Agnieszka Szulim lubi angażować się w akcje na rzecz zwierząt. W sierpniu zeszłego roku wzięła udział w sesji zdjęciowej do kalendarza Fundacji Viva!. Dla dobra sprawy sfotografowała się ze świnią - jednym ze zwierząt ze schroniska w Korabiewicach. Nieco wcześniej, razem z Robertem Biedroniem, protestowała pod Sejmem przeciw ubojowi rytualnemu.
Teraz, obok Joanny Krupy, chwali prezydenta Słupska za jego sprzeciw wobec wpuszczeniu do miasta cyrku.

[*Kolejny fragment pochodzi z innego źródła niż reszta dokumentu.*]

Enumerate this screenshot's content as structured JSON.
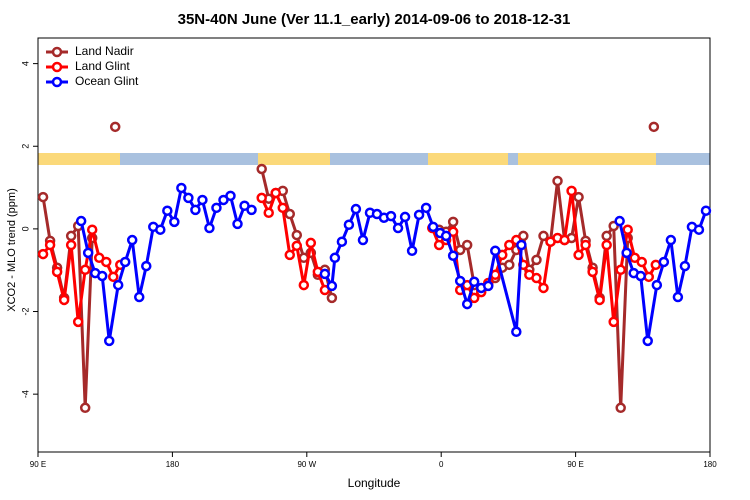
{
  "chart_data": {
    "type": "line",
    "title": "35N-40N June (Ver 11.1_early)   2014-09-06 to 2018-12-31",
    "x_label": "Longitude",
    "y_label": "XCO2 - MLO trend (ppm)",
    "xlim": [
      90,
      540
    ],
    "ylim": [
      -5.4,
      4.62
    ],
    "xticks": [
      {
        "value": 90,
        "label": "90 E"
      },
      {
        "value": 180,
        "label": "180"
      },
      {
        "value": 270,
        "label": "90 W"
      },
      {
        "value": 360,
        "label": "0"
      },
      {
        "value": 450,
        "label": "90 E"
      },
      {
        "value": 540,
        "label": "180"
      }
    ],
    "yticks": [
      -4,
      -2,
      0,
      2,
      4
    ],
    "legend": "top-left",
    "series": [
      {
        "name": "Land Nadir",
        "color": "#a52a2a",
        "x": [
          93.4,
          98.1,
          102.8,
          107.5,
          112.2,
          116.9,
          121.6,
          126.3,
          null,
          141.7,
          null,
          239.8,
          244.5,
          249.2,
          253.9,
          258.6,
          263.3,
          268.0,
          272.7,
          277.4,
          282.1,
          286.8,
          null,
          358.6,
          363.3,
          368.0,
          372.7,
          377.4,
          382.1,
          386.8,
          391.5,
          396.2,
          400.9,
          405.6,
          410.3,
          415.0,
          419.0,
          423.8,
          428.5,
          433.2,
          437.9,
          442.6,
          447.3,
          452.0,
          456.7,
          461.4,
          466.1,
          470.8,
          475.5,
          480.2,
          484.9,
          null,
          502.4
        ],
        "values": [
          0.77,
          -0.29,
          -0.94,
          -1.67,
          -0.17,
          0.07,
          -4.33,
          -0.22,
          null,
          2.47,
          null,
          1.45,
          0.73,
          0.87,
          0.92,
          0.36,
          -0.15,
          -0.7,
          -0.58,
          -1.11,
          -0.99,
          -1.67,
          null,
          -0.02,
          -0.07,
          0.17,
          -0.51,
          -0.39,
          -1.36,
          -1.48,
          -1.36,
          -1.19,
          -0.94,
          -0.87,
          -0.51,
          -0.17,
          -0.99,
          -0.75,
          -0.17,
          -0.31,
          1.16,
          -0.27,
          -0.22,
          0.77,
          -0.29,
          -0.94,
          -1.67,
          -0.17,
          0.07,
          -4.33,
          -0.22,
          null,
          2.47
        ]
      },
      {
        "name": "Land Glint",
        "color": "#ff0000",
        "x": [
          93.4,
          98.1,
          102.8,
          107.5,
          112.2,
          116.9,
          121.6,
          126.3,
          131.0,
          135.7,
          140.4,
          145.1,
          null,
          239.8,
          244.5,
          249.2,
          253.9,
          258.6,
          263.3,
          268.0,
          272.7,
          277.4,
          282.1,
          null,
          354.0,
          358.6,
          363.3,
          368.0,
          372.7,
          377.4,
          382.1,
          386.8,
          391.5,
          396.2,
          400.9,
          405.6,
          410.3,
          415.0,
          419.0,
          423.8,
          428.5,
          433.2,
          437.9,
          442.6,
          447.3,
          452.0,
          456.7,
          461.4,
          466.1,
          470.8,
          475.5,
          480.2,
          484.9,
          489.6,
          494.3,
          499.0,
          503.7
        ],
        "values": [
          -0.61,
          -0.39,
          -1.04,
          -1.72,
          -0.39,
          -2.25,
          -0.99,
          -0.02,
          -0.7,
          -0.8,
          -1.16,
          -0.87,
          null,
          0.75,
          0.39,
          0.87,
          0.51,
          -0.63,
          -0.41,
          -1.36,
          -0.34,
          -1.04,
          -1.48,
          null,
          0.02,
          -0.39,
          -0.27,
          -0.07,
          -1.48,
          -1.36,
          -1.67,
          -1.53,
          -1.31,
          -1.11,
          -0.63,
          -0.39,
          -0.27,
          -0.87,
          -1.11,
          -1.19,
          -1.43,
          -0.31,
          -0.22,
          -0.27,
          0.92,
          -0.63,
          -0.39,
          -1.04,
          -1.72,
          -0.39,
          -2.25,
          -0.99,
          -0.02,
          -0.7,
          -0.8,
          -1.16,
          -0.87
        ]
      },
      {
        "name": "Ocean Glint",
        "color": "#0000ff",
        "x": [
          118.9,
          123.6,
          128.3,
          133.0,
          137.7,
          143.7,
          148.4,
          153.1,
          157.8,
          162.5,
          167.2,
          171.9,
          176.6,
          181.3,
          186.0,
          190.7,
          195.4,
          200.1,
          204.8,
          209.5,
          214.2,
          218.9,
          223.6,
          228.3,
          233.0,
          null,
          282.1,
          286.8,
          288.8,
          293.5,
          298.2,
          302.9,
          307.6,
          312.3,
          317.0,
          321.7,
          326.4,
          331.1,
          335.8,
          340.5,
          345.2,
          349.9,
          354.6,
          359.3,
          363.3,
          368.0,
          372.7,
          377.4,
          382.1,
          386.8,
          391.5,
          396.2,
          410.3,
          413.7,
          null,
          479.5,
          484.2,
          488.9,
          493.6,
          498.3,
          504.4,
          509.1,
          513.8,
          518.5,
          523.2,
          527.9,
          532.6,
          537.3
        ],
        "values": [
          0.19,
          -0.58,
          -1.07,
          -1.14,
          -2.71,
          -1.36,
          -0.8,
          -0.27,
          -1.65,
          -0.9,
          0.05,
          -0.02,
          0.44,
          0.17,
          0.99,
          0.75,
          0.46,
          0.7,
          0.02,
          0.51,
          0.7,
          0.8,
          0.12,
          0.56,
          0.46,
          null,
          -1.09,
          -1.38,
          -0.7,
          -0.31,
          0.1,
          0.48,
          -0.27,
          0.39,
          0.36,
          0.27,
          0.31,
          0.02,
          0.29,
          -0.53,
          0.34,
          0.51,
          0.05,
          -0.1,
          -0.17,
          -0.65,
          -1.26,
          -1.82,
          -1.28,
          -1.43,
          -1.38,
          -0.53,
          -2.49,
          -0.39,
          null,
          0.19,
          -0.58,
          -1.07,
          -1.14,
          -2.71,
          -1.36,
          -0.8,
          -0.27,
          -1.65,
          -0.9,
          0.05,
          -0.02,
          0.44
        ]
      }
    ]
  }
}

- Podoba mi się to, że Robert Biedroń nie wpuścił do Słupska cyrku. Biję mu za to wielkie brawo. Cieszę się, że ta świadomość ludzka się poszerza. Rodzice ciągnąc te dzieci do cyrku nie zdają sobie sprawy, że to nie jest fajne miejsce dla zwierząt. Cyrk bez zwierząt też istnieje i myślę, że jest fajniejszy - mówi Szulim. Lubię Roberta Biedronia. On jest autentycznie zaangażowany w te pro zwierzęce sprawy, bo pamiętam, jak dwa razy manifestowaliśmy pod Sejmem przeciwko ustawie o uboju rytualnym, to Robert Biedroń zawsze był i cieszę się, że też w praktyce robi to, co robi w swoim mieście.